I soggetti risalgono alla metà degli anni Cinquanta (Coetzee è nato nel 1940) e riguardano principalmente ambienti della scuola e dell’amicizia stretta. I risultati tecnici non sono sempre all’altezza: il giovane fotografo ricorre prima a una microcamera-spia (di quelle che si vedono nei film di James Bond) e poi a una Wega, un’imitazione della Leica II prodotta per poco tempo in Italia, a Pordenone.
Tre sono le tesi che accompagnano il lettore di questo libro: che la fotografia sarebbe poi stata un soggetto massicciamente presente nell’opera letteraria del più maturo John; che l’arte espressiva giovanile fosse stata una specie di preparazione a quella più avanzata; che gran parte delle vicende e delle persone ritratte in quegli antichi scatti si sarebbero poi ritrovate pari pari nei romanzi.
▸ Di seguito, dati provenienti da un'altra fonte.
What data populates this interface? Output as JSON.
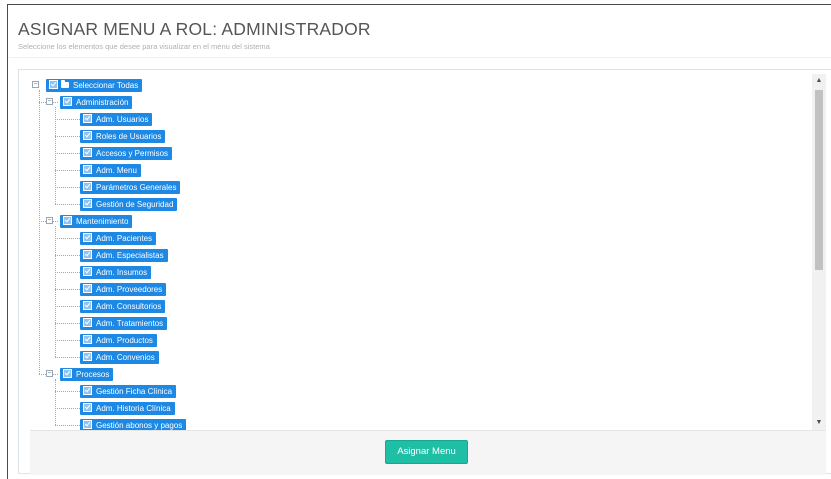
{
  "page": {
    "title": "ASIGNAR MENU A ROL: ADMINISTRADOR",
    "subtitle": "Seleccione los elementos que desee para visualizar en el menu del sistema"
  },
  "tree": {
    "root": {
      "label": "Seleccionar Todas",
      "checked": true,
      "expanded": true
    },
    "groups": [
      {
        "label": "Administración",
        "checked": true,
        "expanded": true,
        "items": [
          {
            "label": "Adm. Usuarios",
            "checked": true
          },
          {
            "label": "Roles de Usuarios",
            "checked": true
          },
          {
            "label": "Accesos y Permisos",
            "checked": true
          },
          {
            "label": "Adm. Menu",
            "checked": true
          },
          {
            "label": "Parámetros Generales",
            "checked": true
          },
          {
            "label": "Gestión de Seguridad",
            "checked": true
          }
        ]
      },
      {
        "label": "Mantenimiento",
        "checked": true,
        "expanded": true,
        "items": [
          {
            "label": "Adm. Pacientes",
            "checked": true
          },
          {
            "label": "Adm. Especialistas",
            "checked": true
          },
          {
            "label": "Adm. Insumos",
            "checked": true
          },
          {
            "label": "Adm. Proveedores",
            "checked": true
          },
          {
            "label": "Adm. Consultorios",
            "checked": true
          },
          {
            "label": "Adm. Tratamientos",
            "checked": true
          },
          {
            "label": "Adm. Productos",
            "checked": true
          },
          {
            "label": "Adm. Convenios",
            "checked": true
          }
        ]
      },
      {
        "label": "Procesos",
        "checked": true,
        "expanded": true,
        "items": [
          {
            "label": "Gestión Ficha Clínica",
            "checked": true
          },
          {
            "label": "Adm. Historia Clínica",
            "checked": true
          },
          {
            "label": "Gestión abonos y pagos",
            "checked": true
          }
        ]
      }
    ]
  },
  "actions": {
    "assign_label": "Asignar Menu"
  },
  "colors": {
    "node_bg": "#1e88e5",
    "button_bg": "#1fbfa6"
  }
}
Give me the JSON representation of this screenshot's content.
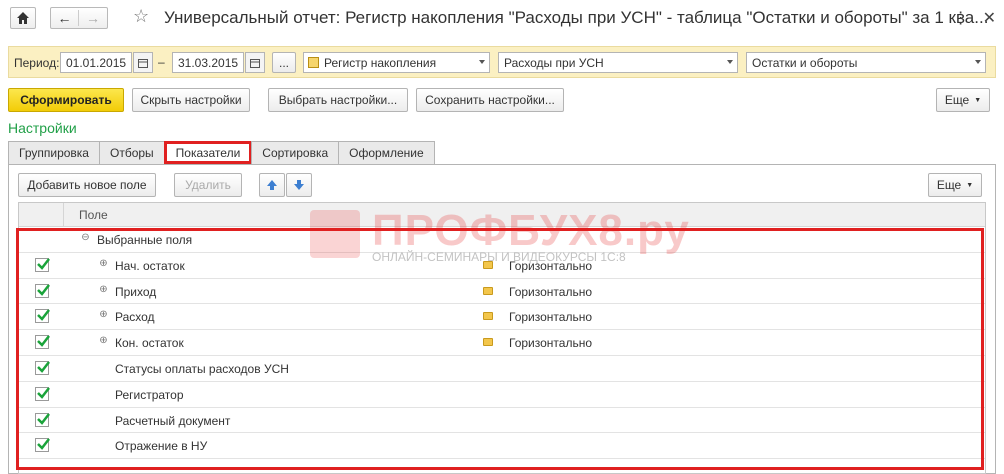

La tesi centrale è decisamente la più affascinante e forse anche concreta; ed è in quella linea che le didascalie che accompagnano le fotografie sono spesso citazioni dalle opere, con rinvii in una direzione o nell’altra.
A chiudere questo viavai tra arti, la serie porta fotografie dello stesso armamentario di produzione e sviluppo, delle librerie e del materiale scrittorio, un tavolo, una lampada, un righello, penne e boccette di inchiostro. Tutt’altro che inutile la rassegna dei libri della biblioteca nella cameretta del giovane Coetzee; l’elenco è derivato direttamente dalla foto ingrandita e chi vorrà ci potrà trovare qualche destino culturale e letterario. Da quelle letture dedurrà, se vorrà, le scelte dello scrittore che seguì il fotografo.
Da un certo punto in poi, le fotografie abbandoneranno tecniche e qualche scaltra malizia da intenditore e prenderanno la forma dei soggetti di servizio che a tutti noi capita di produrre, «feste di compleanno, eventi familiari, istantanee di vacanze». Poi, «la sua creatività iniziale con il mezzo fotografico si trasferisce nei romanzi».